Hitler offered a change, claiming that he would restore Germany to its former glories and overturn the Treaty of Versailles. Then, since the slowly collapsing German Government found that more and more people were turning to the Nazi party, and more moderate political parties wouldn't co-operate, Hindenburg and others in a desperate attempt to retain power offered to make Hitler Chancellor (thinking that they could control him), whereupon he went about making himself absolute ruler of Germany.

Islam was one of the most open and scientific religions, and many early discoveries in Science, Medicine, Alchemy, Agriculture, Mathematics and Logic can be traced back to Arab scholars. Then, the Pope spends two centuries organizing crusades to overthrow it all, and so for hundreds of years after that, Islam shuts its self off from the rest of the world, whilst organized religion, superstition and dogma become their predominant belief system - none of which are rational - and none of which permit the faithful to question the hierarchy.
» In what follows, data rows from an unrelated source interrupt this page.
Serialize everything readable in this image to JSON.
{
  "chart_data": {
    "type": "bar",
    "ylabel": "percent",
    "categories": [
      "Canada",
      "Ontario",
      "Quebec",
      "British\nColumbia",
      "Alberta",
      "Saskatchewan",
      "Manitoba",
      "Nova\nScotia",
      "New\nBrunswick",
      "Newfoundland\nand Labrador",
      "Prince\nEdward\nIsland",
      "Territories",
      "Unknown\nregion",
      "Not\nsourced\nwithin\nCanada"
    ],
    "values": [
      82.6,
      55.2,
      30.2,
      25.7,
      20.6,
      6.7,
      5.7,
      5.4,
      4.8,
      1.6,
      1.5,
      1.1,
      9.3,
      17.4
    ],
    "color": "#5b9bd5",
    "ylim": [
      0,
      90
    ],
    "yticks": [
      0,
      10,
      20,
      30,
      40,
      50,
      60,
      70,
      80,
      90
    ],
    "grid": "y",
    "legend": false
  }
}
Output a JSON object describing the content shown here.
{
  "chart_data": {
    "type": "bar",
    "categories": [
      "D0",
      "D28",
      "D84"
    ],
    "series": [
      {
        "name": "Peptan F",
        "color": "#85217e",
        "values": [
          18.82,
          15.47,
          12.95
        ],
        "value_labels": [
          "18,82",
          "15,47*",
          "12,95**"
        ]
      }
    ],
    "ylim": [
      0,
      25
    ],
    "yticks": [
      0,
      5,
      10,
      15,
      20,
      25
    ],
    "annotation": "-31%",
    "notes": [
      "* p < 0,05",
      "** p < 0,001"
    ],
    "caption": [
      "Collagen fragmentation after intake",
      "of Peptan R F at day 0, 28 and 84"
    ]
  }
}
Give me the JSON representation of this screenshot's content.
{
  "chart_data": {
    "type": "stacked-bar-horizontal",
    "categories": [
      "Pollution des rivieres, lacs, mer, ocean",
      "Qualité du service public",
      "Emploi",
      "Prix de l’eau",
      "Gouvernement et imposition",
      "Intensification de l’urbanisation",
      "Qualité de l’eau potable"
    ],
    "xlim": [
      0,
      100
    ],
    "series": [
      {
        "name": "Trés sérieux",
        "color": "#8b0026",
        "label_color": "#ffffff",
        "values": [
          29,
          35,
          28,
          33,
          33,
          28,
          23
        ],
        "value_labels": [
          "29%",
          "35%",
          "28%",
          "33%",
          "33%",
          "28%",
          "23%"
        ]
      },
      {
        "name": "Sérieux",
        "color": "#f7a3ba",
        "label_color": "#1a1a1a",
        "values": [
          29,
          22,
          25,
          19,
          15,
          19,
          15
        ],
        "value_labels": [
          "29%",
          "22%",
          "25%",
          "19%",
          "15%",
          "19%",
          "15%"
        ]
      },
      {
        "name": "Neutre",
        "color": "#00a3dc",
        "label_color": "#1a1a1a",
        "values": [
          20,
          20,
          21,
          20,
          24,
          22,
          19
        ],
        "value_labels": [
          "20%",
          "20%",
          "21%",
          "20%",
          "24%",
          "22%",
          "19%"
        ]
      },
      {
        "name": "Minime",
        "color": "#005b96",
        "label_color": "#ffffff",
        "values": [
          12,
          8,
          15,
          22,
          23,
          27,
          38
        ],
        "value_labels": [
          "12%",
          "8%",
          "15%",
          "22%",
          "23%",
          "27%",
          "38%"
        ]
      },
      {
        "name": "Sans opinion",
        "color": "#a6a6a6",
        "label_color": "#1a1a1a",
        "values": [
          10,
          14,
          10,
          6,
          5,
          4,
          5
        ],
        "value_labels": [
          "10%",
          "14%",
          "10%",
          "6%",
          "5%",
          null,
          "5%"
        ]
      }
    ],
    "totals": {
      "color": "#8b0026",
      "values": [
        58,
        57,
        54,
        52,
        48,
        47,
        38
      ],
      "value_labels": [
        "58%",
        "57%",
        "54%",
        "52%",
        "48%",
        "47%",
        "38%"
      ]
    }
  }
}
In that sort of environment, where your only choice is for your children to live out their lives in abject grinding poverty or go to a school (and possibly make a better life) run by rabid clerics, who will teach them that all Westerners are only out to oppress them, but don't worry, the all powerful Allah says he has a place by his side for those who will wage war on his behalf... which are you going to choose?

Anyway, I digress; if this group is about the future, then all aspects should be considered. David's, as well as any one else that might have an input. Otherwise you might as well rename the group London transhumanism.

As things stand, IF Kurzweil turns out to be right, I'll be one of the first in line to say I was wrong, but judging by the amount of slippage in his 2009 predictions, it seems more likely that he will be long dead by 2045, although having made a tidy sum from book sales and highly dubious training courses.


Jonathan

Ps. The guy on TV was just a talking head from one of the big investment banks; all part of the usual New Year cheerleading for the Stock market, and the on going campaign of trying to get the public to keep idiot Bankers in the lifestyle that they have become accustomed too.
A former member
Post #: 346
OK Fellas,

EVENT planned here: http://www.meetup.com...­

I would be honoured if you would both attend and help me stop this meeting descending into a shambles!

Be really cool if we could get some kind of open discussion at my Pub on about what we have been talking about. I intend to make a list of failed/successfull predictions from the last 50 years to show how reliable predicting the future is by example. Anything you guys bring along to bolster your arguments will be most excellent and educational I fancy! Lets have a fun lively debate about all this and who knows if nothing else it may help David with his upcoming book and fry my brain!